Arlington, Va. — Yesterday, federal magistrate judge Roderick C. Young recommended denying the State Council of Higher Education for Virginia’s (SCHEV’s) motion to dismiss Jon and Tracy McGlothian’s First Amendment challenge to Virginia’s prohibition on their teaching job skills without the agency’s permission, allowing their lawsuit to proceed.

“Jon and Tracy should not have to pay thousands of dollars and wade through endless red tape just so they can exercise their First Amendment right to teach,” said IJ Attorney Milad Emam. “We are pleased that their case will continue to move forward and hope that the court will free them to pass on what they’ve learned to individuals in their community.”

Jon and Tracy worked for a lifetime to build skills to become a certified project management professional (PMP) and experienced sewer, respectively. In 2015, their established business, the Mt. Olivet Group, LLC (TMOG), set out to teach people the skills they would need to advance in these fields. Though they could freely teach anyone these skills as a hobby, SCHEV prohibits them from teaching the general public if students want to use their classes to earn an honest living.

As a result, in July 2018, Jon and Tracy McGlothian teamed up with the Institute for Justice (IJ) to challenge this prohibition.
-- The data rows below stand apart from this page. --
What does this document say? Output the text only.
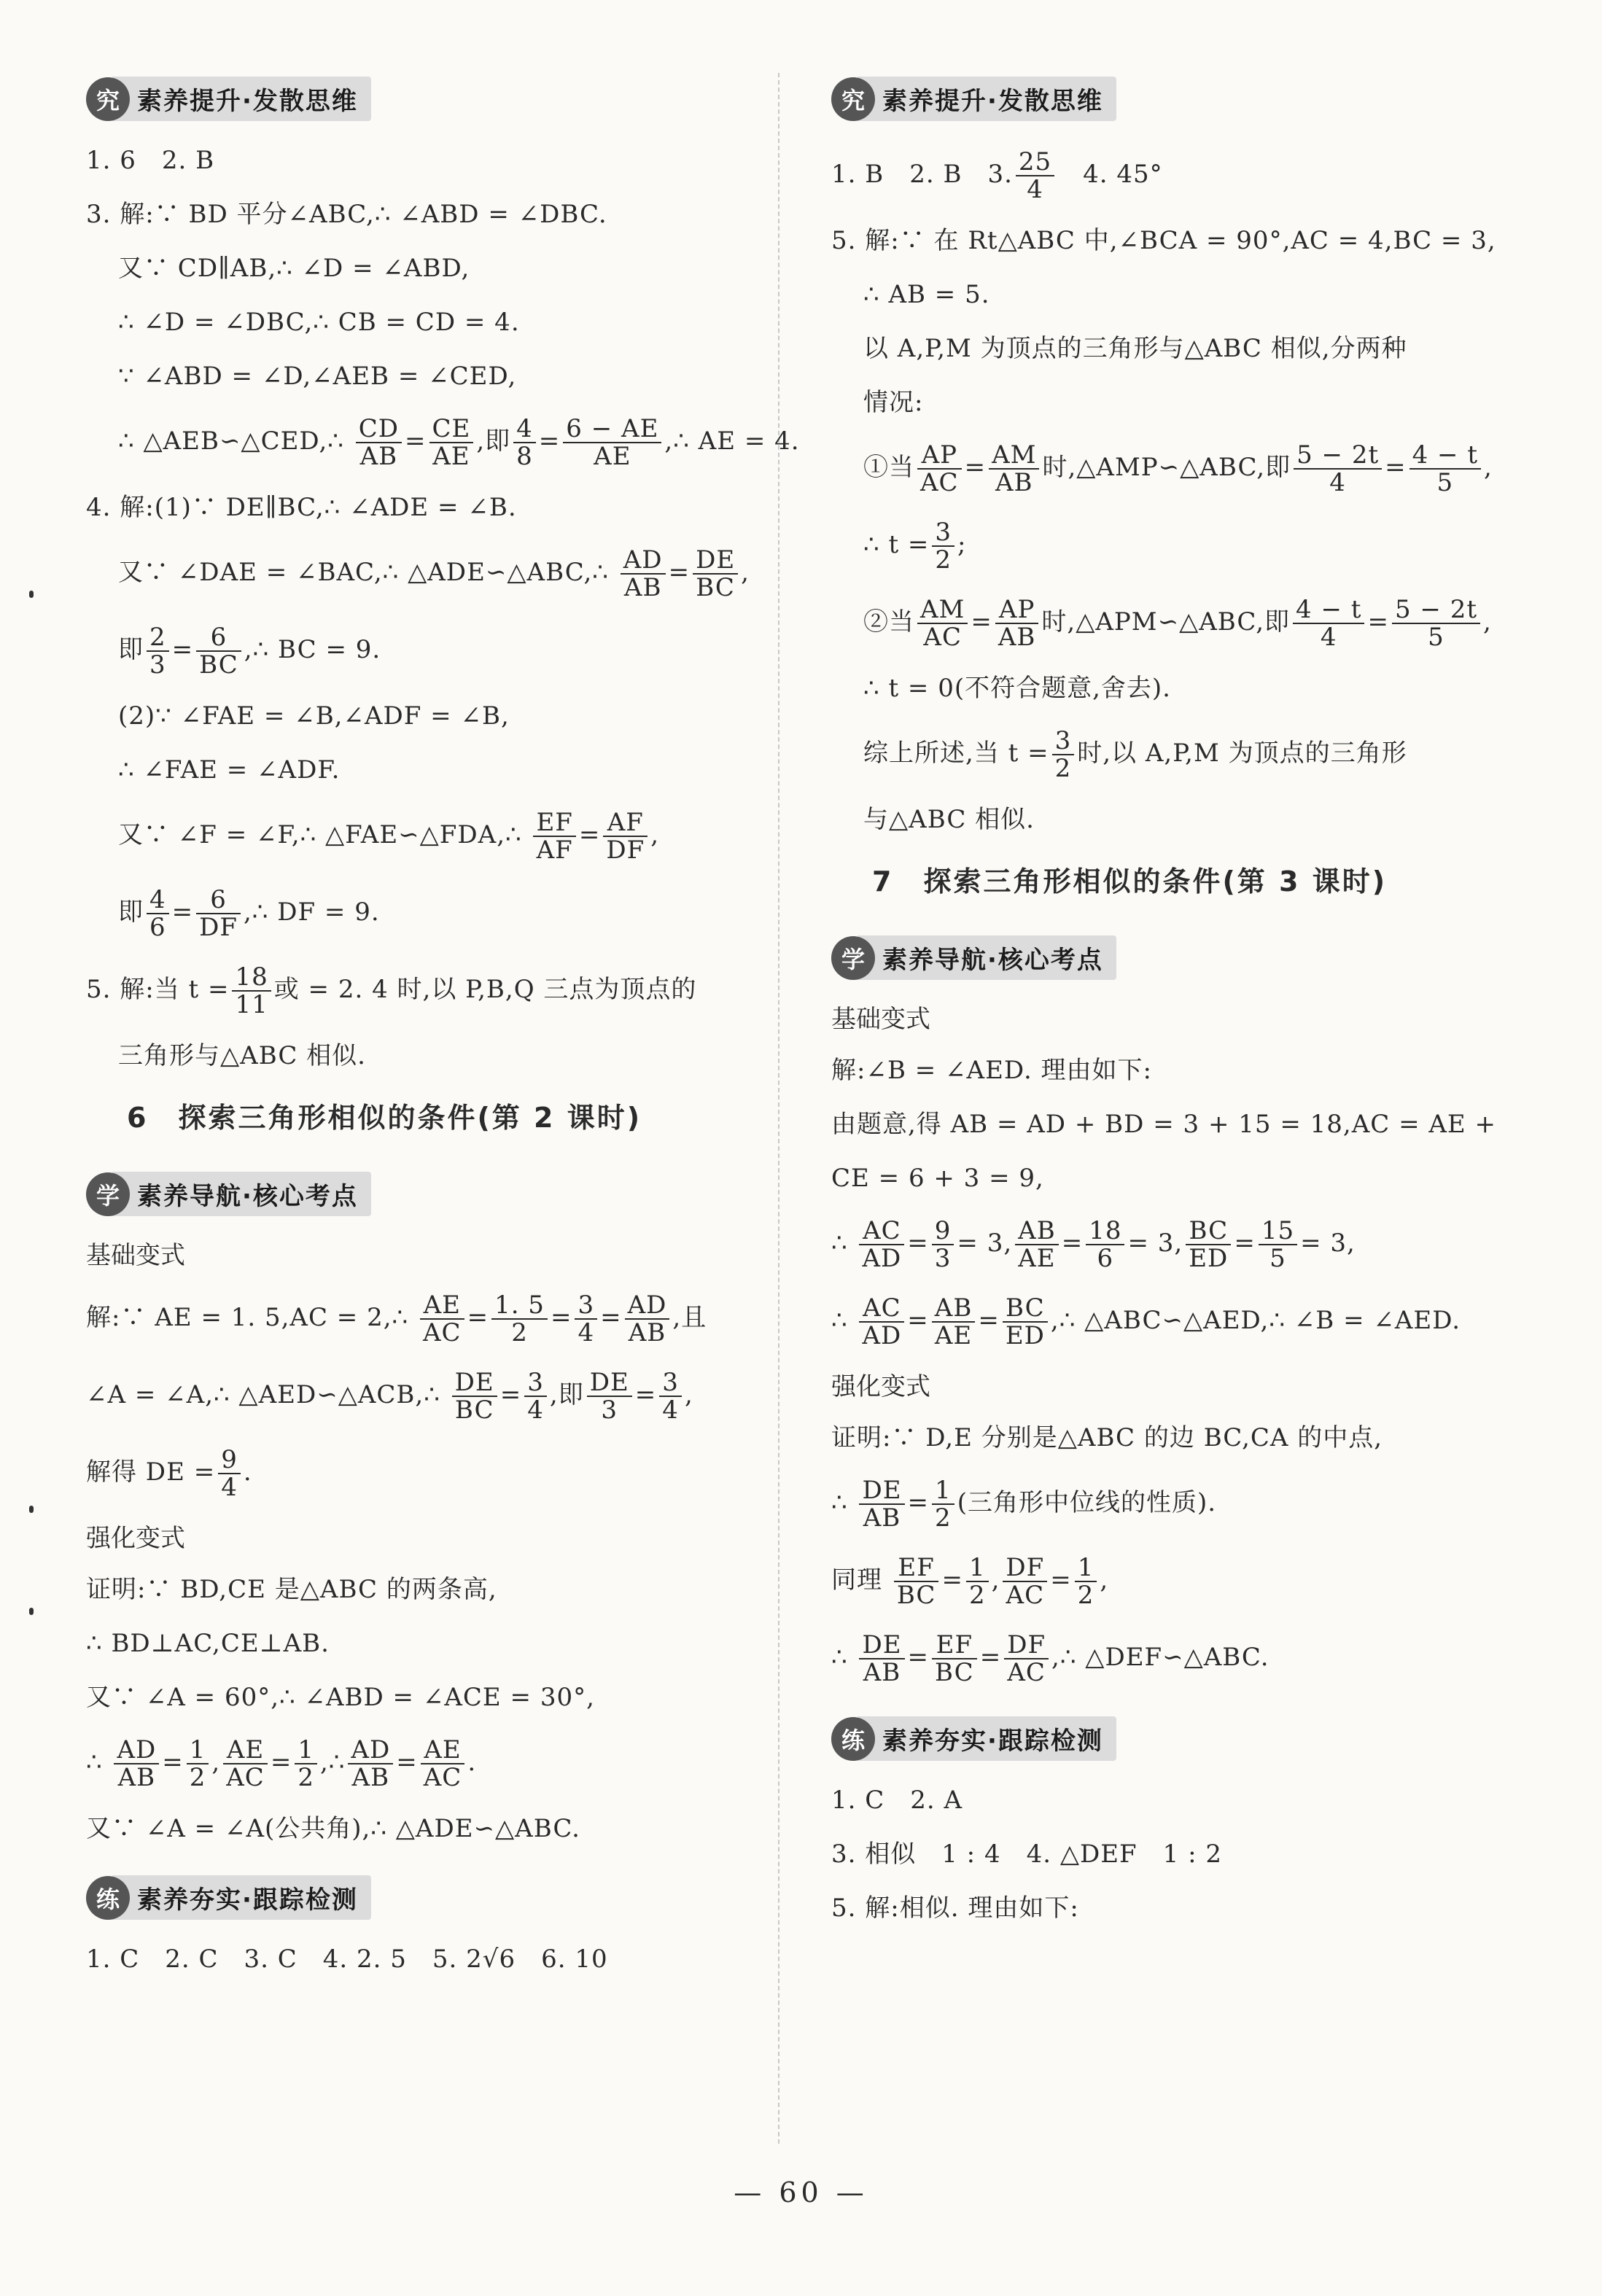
究 素养提升·发散思维
1. 6　2. B
3. 解:∵ BD 平分∠ABC,∴ ∠ABD = ∠DBC.
又∵ CD∥AB,∴ ∠D = ∠ABD,
∴ ∠D = ∠DBC,∴ CB = CD = 4.
∵ ∠ABD = ∠D,∠AEB = ∠CED,
∴ △AEB∽△CED,∴ $\frac{CD}{AB} = \frac{CE}{AE}$ ,即 $\frac{4}{8} = \frac{6 - AE}{AE}$ ,∴ AE = 4.
4. 解:(1)∵ DE∥BC,∴ ∠ADE = ∠B.
又∵ ∠DAE = ∠BAC,∴ △ADE∽△ABC,∴ $\frac{AD}{AB} = \frac{DE}{BC}$ ,
即 $\frac{2}{3} = \frac{6}{BC}$ ,∴ BC = 9.
(2)∵ ∠FAE = ∠B,∠ADF = ∠B,
∴ ∠FAE = ∠ADF.
又∵ ∠F = ∠F,∴ △FAE∽△FDA,∴ $\frac{EF}{AF} = \frac{AF}{DF}$ ,
即 $\frac{4}{6} = \frac{6}{DF}$ ,∴ DF = 9.
5. 解:当 $t = \frac{18}{11}$ 或 = 2. 4 时,以 P,B,Q 三点为顶点的
三角形与△ABC 相似.
6　探索三角形相似的条件(第 2 课时)
学 素养导航·核心考点
基础变式
解:∵ AE = 1. 5,AC = 2,∴ $\frac{AE}{AC} = \frac{1. 5}{2} = \frac{3}{4} = \frac{AD}{AB}$ ,且
∠A = ∠A,∴ △AED∽△ACB,∴ $\frac{DE}{BC} = \frac{3}{4}$ ,即 $\frac{DE}{3} = \frac{3}{4}$ ,
解得 DE = $\frac{9}{4}$ .
强化变式
证明:∵ BD,CE 是△ABC 的两条高,
∴ BD⊥AC,CE⊥AB.
又∵ ∠A = 60°,∴ ∠ABD = ∠ACE = 30°,
∴ $\frac{AD}{AB} = \frac{1}{2}$ , $\frac{AE}{AC} = \frac{1}{2}$ ,∴ $\frac{AD}{AB} = \frac{AE}{AC}$ .
又∵ ∠A = ∠A(公共角),∴ △ADE∽△ABC.
练 素养夯实·跟踪检测
1. C　2. C　3. C　4. 2. 5　5. 2√6　6. 10
究 素养提升·发散思维
1. B　2. B　3. $\frac{25}{4}$ 　4. 45°
5. 解:∵ 在 Rt△ABC 中,∠BCA = 90°,AC = 4,BC = 3,
∴ AB = 5.
以 A,P,M 为顶点的三角形与△ABC 相似,分两种
情况:
①当 $\frac{AP}{AC} = \frac{AM}{AB}$ 时,△AMP∽△ABC,即 $\frac{5 - 2t}{4} = \frac{4 - t}{5}$ ,
∴ $t = \frac{3}{2}$ ;
②当 $\frac{AM}{AC} = \frac{AP}{AB}$ 时,△APM∽△ABC,即 $\frac{4 - t}{4} = \frac{5 - 2t}{5}$ ,
∴ t = 0(不符合题意,舍去).
综上所述,当 $t = \frac{3}{2}$ 时,以 A,P,M 为顶点的三角形
与△ABC 相似.
7　探索三角形相似的条件(第 3 课时)
学 素养导航·核心考点
基础变式
解:∠B = ∠AED. 理由如下:
由题意,得 AB = AD + BD = 3 + 15 = 18,AC = AE +
CE = 6 + 3 = 9,
∴ $\frac{AC}{AD} = \frac{9}{3} = 3$, $\frac{AB}{AE} = \frac{18}{6} = 3$, $\frac{BC}{ED} = \frac{15}{5} = 3$,
∴ $\frac{AC}{AD} = \frac{AB}{AE} = \frac{BC}{ED}$ ,∴ △ABC∽△AED,∴ ∠B = ∠AED.
强化变式
证明:∵ D,E 分别是△ABC 的边 BC,CA 的中点,
∴ $\frac{DE}{AB} = \frac{1}{2}$ (三角形中位线的性质).
同理 $\frac{EF}{BC} = \frac{1}{2}$ , $\frac{DF}{AC} = \frac{1}{2}$ ,
∴ $\frac{DE}{AB} = \frac{EF}{BC} = \frac{DF}{AC}$ ,∴ △DEF∽△ABC.
练 素养夯实·跟踪检测
1. C　2. A
3. 相似　1 : 4　4. △DEF　1 : 2
5. 解:相似. 理由如下:
— 60 —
As the lawsuit alleges, SCHEV would have no right to stop Jon and Tracy from publishing a book or posting an online video on project management or sewing and there is no constitutional basis for treating in-person instruction any differently.

The judge wrote that the McGlothians’ lawsuit could not be dismissed because the allegations in their complaint demonstrated that Virginia’s law applies only to classes on certain topics: “if a postsecondary school or a program at a postsecondary school is subject to SCHEVs certification requirements, it is because of the content of its speech.”

“What SCHEV is doing to us is not right,” said Jon McGlothian. “I wrote a book about project management and I don’t see why they should regulate me simply because I want to give the same information in a classroom.”

Judge Young’s decision recommends that the McGlothians’ lawsuit be allowed to proceed but that SCHEV be allowed to continue enforcing the law during the lawsuit. Both sides in the lawsuit will have the opportunity to file objections to Judge Young’s conclusions with the presiding district-court judge before the case continues.